Подземно Чехов ощущал уже, конечно, что растет в нем нечто большее, чем Лейкин с «Розовым чулком». Но еще сохранялась инерция, смелости не хватало. Григоровичу, писателю невеликому, но в литературе понимавшему, великая хвала за то, что он Чехова рано отметил и письмом своим воодушевил. «Если у меня есть дар, который следует уважать, то каюсь перед чистотой Вашего сердца, я до сих пор не уважал его». «За 5 лет моего шатания по газетам я скоро привык снисходительно смотреть на свои работы – и пошла писать! Как репортеры пишут свои заметки о пожарах, так я писал свои рассказы».

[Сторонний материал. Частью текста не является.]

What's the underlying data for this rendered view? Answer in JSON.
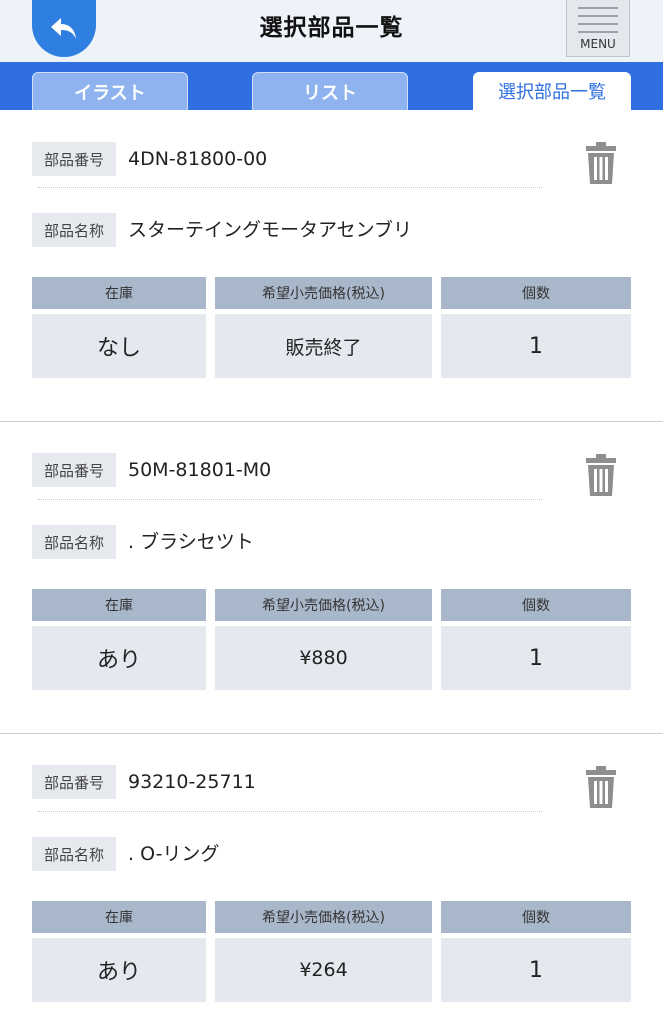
{
  "header": {
    "title": "選択部品一覧",
    "menu_label": "MENU"
  },
  "tabs": [
    {
      "label": "イラスト",
      "active": false
    },
    {
      "label": "リスト",
      "active": false
    },
    {
      "label": "選択部品一覧",
      "active": true
    }
  ],
  "labels": {
    "part_number": "部品番号",
    "part_name": "部品名称",
    "stock": "在庫",
    "price": "希望小売価格(税込)",
    "quantity": "個数"
  },
  "parts": [
    {
      "number": "4DN-81800-00",
      "name": "スターテイングモータアセンブリ",
      "stock": "なし",
      "price": "販売終了",
      "quantity": "1"
    },
    {
      "number": "50M-81801-M0",
      "name": ". ブラシセツト",
      "stock": "あり",
      "price": "¥880",
      "quantity": "1"
    },
    {
      "number": "93210-25711",
      "name": ". O-リング",
      "stock": "あり",
      "price": "¥264",
      "quantity": "1"
    }
  ],
  "colors": {
    "accent": "#2f6fe0",
    "back_button": "#2f7fe0",
    "table_header": "#a9b7ca",
    "table_cell": "#e4e9f0",
    "trash": "#8e8e8e"
  },
  "icons": {
    "back": "back-arrow-icon",
    "menu": "hamburger-menu-icon",
    "delete": "trash-icon"
  }
}
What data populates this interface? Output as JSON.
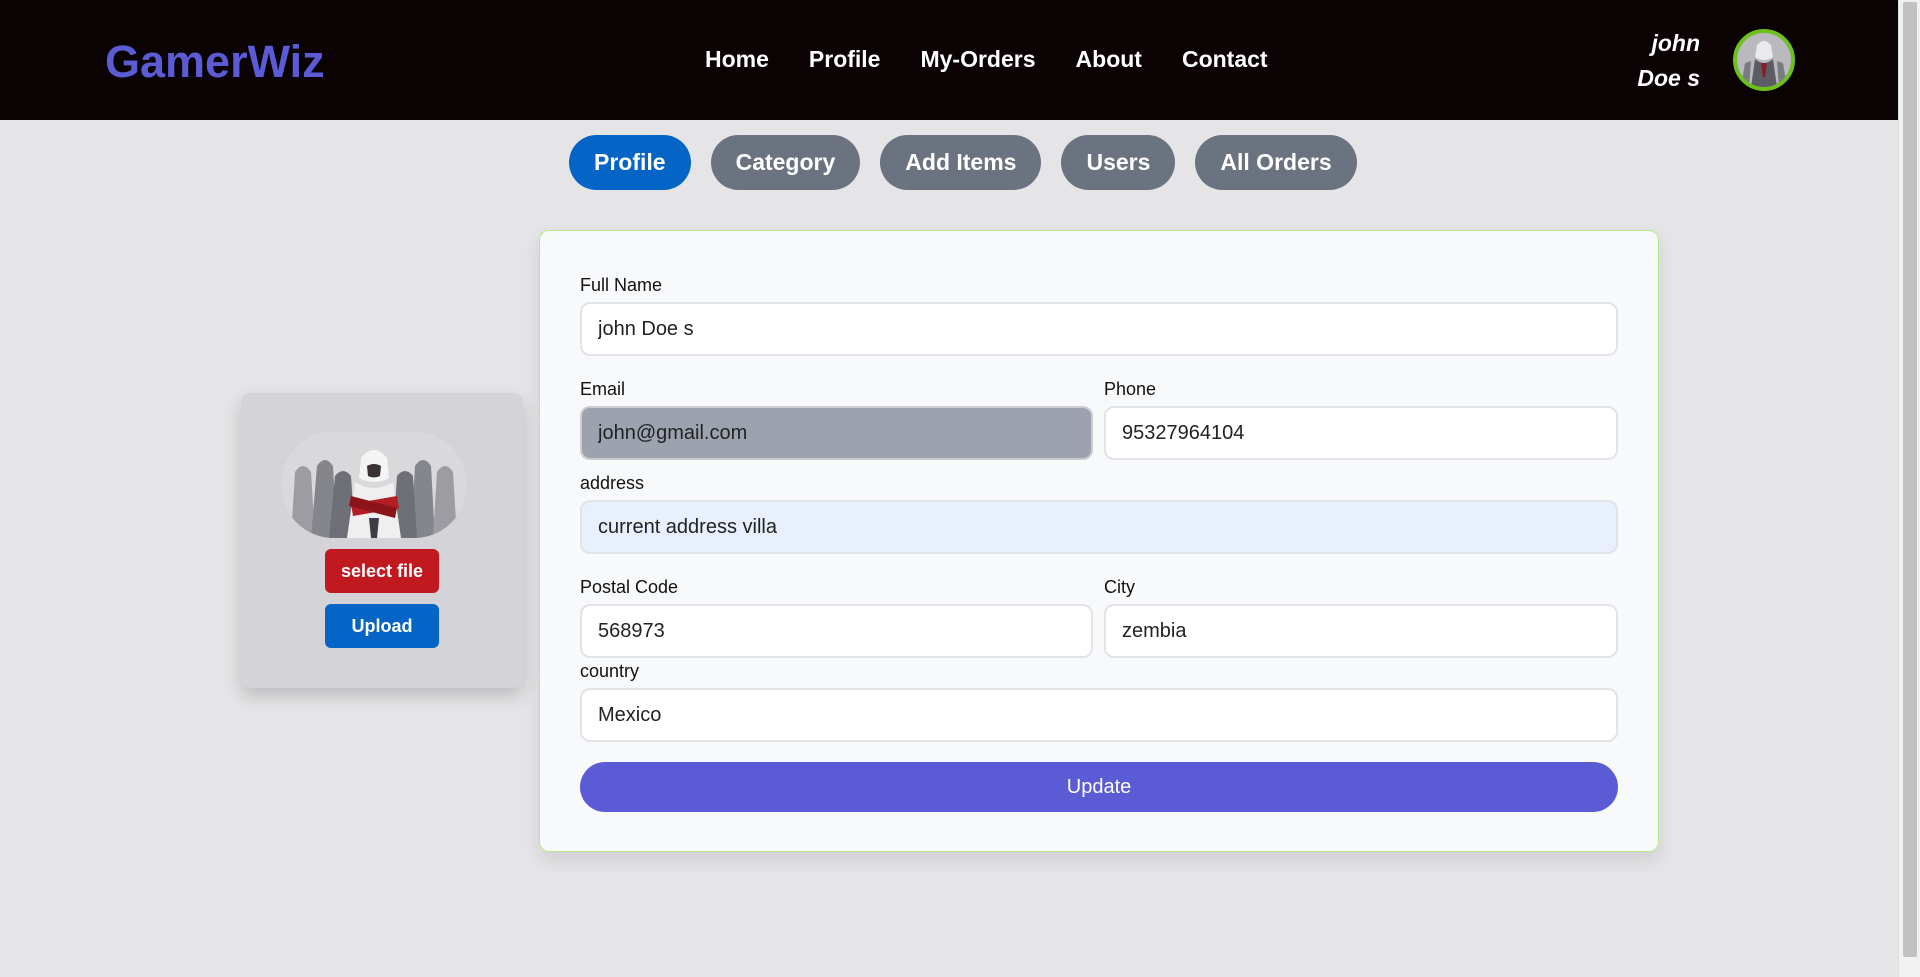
{
  "header": {
    "logo": "GamerWiz",
    "nav": [
      "Home",
      "Profile",
      "My-Orders",
      "About",
      "Contact"
    ],
    "user_name": "john Doe s",
    "avatar_icon": "user-avatar-icon"
  },
  "tabs": [
    {
      "label": "Profile",
      "active": true
    },
    {
      "label": "Category",
      "active": false
    },
    {
      "label": "Add Items",
      "active": false
    },
    {
      "label": "Users",
      "active": false
    },
    {
      "label": "All Orders",
      "active": false
    }
  ],
  "picture_card": {
    "select_label": "select file",
    "upload_label": "Upload"
  },
  "form": {
    "full_name": {
      "label": "Full Name",
      "value": "john Doe s"
    },
    "email": {
      "label": "Email",
      "value": "john@gmail.com"
    },
    "phone": {
      "label": "Phone",
      "value": "95327964104"
    },
    "address": {
      "label": "address",
      "value": "current address villa"
    },
    "postal_code": {
      "label": "Postal Code",
      "value": "568973"
    },
    "city": {
      "label": "City",
      "value": "zembia"
    },
    "country": {
      "label": "country",
      "value": "Mexico"
    },
    "update_label": "Update"
  },
  "colors": {
    "header_bg": "#0a0203",
    "logo": "#5b5bd6",
    "tab_active": "#0565c6",
    "tab_inactive": "#6b7280",
    "select_button": "#c0191f",
    "upload_button": "#0565c6",
    "update_button": "#5b5bd6",
    "form_border": "#b6ec86",
    "avatar_ring": "#6cc21a"
  }
}
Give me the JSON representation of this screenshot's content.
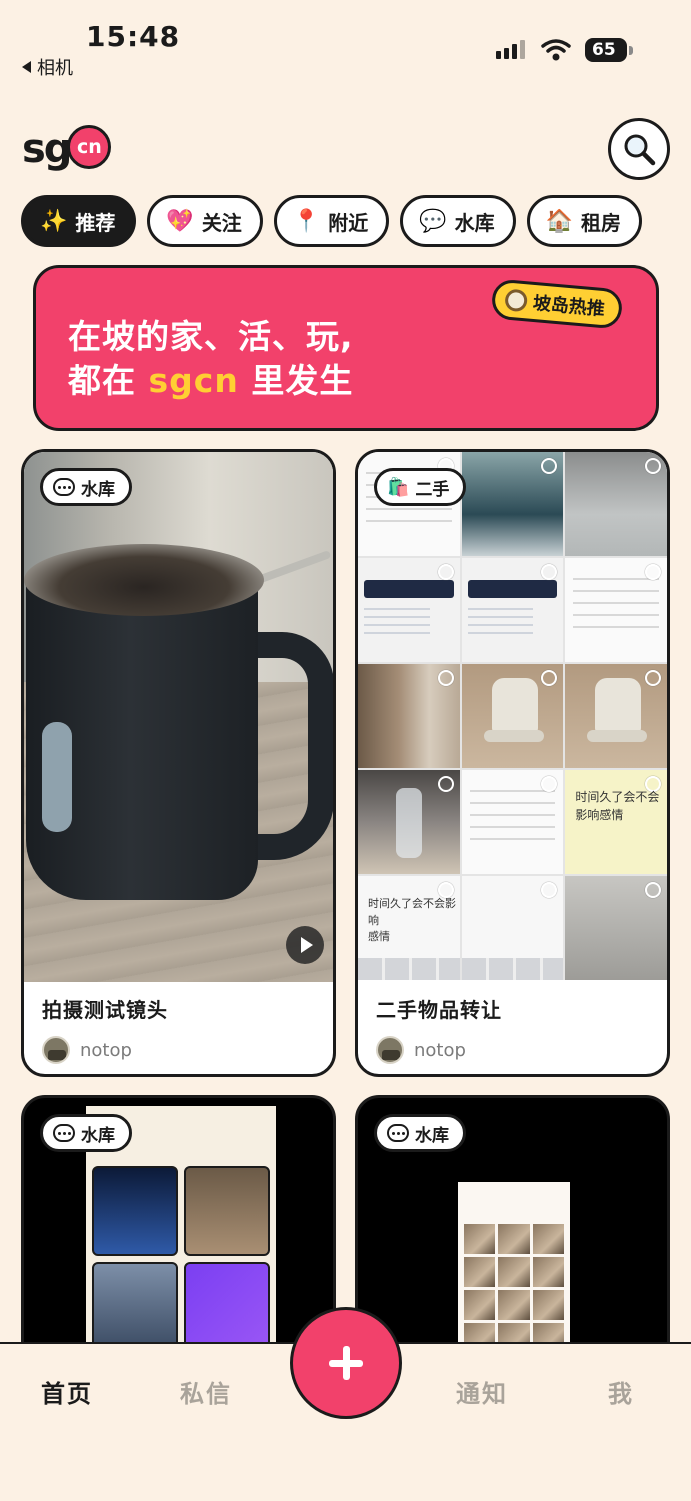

Высокая температура, восторженный тон письма поражают. Чехову это мало свойственно – но он был еще очень молод, и дело касалось самого для него важного: литературы. Есть взгляд, что он не был человеком больших чувств. Что касается дружбы, любви, это, в общем, верно. Но не литературы. В нее он входил медленно, с колебаниями, с неуверенной скромностью, в известную же минуту, назначенную каждому настоящему писателю, она ослепила его и заняла всю душу: конечно, семья – «папаша», «мамаша», братцы, сестра оставались, оставалась какая-то, нам неизвестная, мужская жизнь, но все это на третьем месте. Чехов никак не похож на Флобера, кроме единственной черты: если бы ему предстоял выбор между любимой женщиной и литературой, он и не оглянулся бы. У Флобера в молодые годы была Луиза Колэ, которая мешала его литературе, – он и разошелся с ней, но все же не так просто. В молодых годах Чехова никакой Колэ вообще не видно. Видно одно: писание. Все к этому сводится, остальное придаток. В «Скучной истории» профессор говорит, что судьбы костного мозга интересуют его больше, чем цель мироздания. Чехова по-настоящему занимало лишь то, как построить рассказ, как получше написать фразу. (В то глухое время чуть ли не один он и мог говорить, заботиться о музыкальной стороне прозы. Флобера он узнал позже, будто бы ценил. Вряд ли, однако, читал по-французски – русские же переводы Флобера в XIX веке были ужасны, о звуке флоберовской фразы ничего не говорили. Чехов и тут, как во всем, шел одиноко.)
С осени 1886 года поселился он в двухэтажном особнячке на Кудринской-Садовой, недалеко от Кудринской площади. По снимку без труда узнаешь этот дом доморощенной архитектуры с шестиугольными как бы башнями – выступами фасада в палисадник. Кажется, были там прослойки красного кирпича, во всяком случае, что-то цветистое, с зеленой крышей, для пестрой Москвы подходящее. Садовая была тогда действительно в садах, т. е. перед домами тянулись сплошные палисадники, кое-где в них кусты, деревца, цветы. Так вокруг всей Москвы (Садовая кольцеобразна, как бы внешние бульвары Парижа).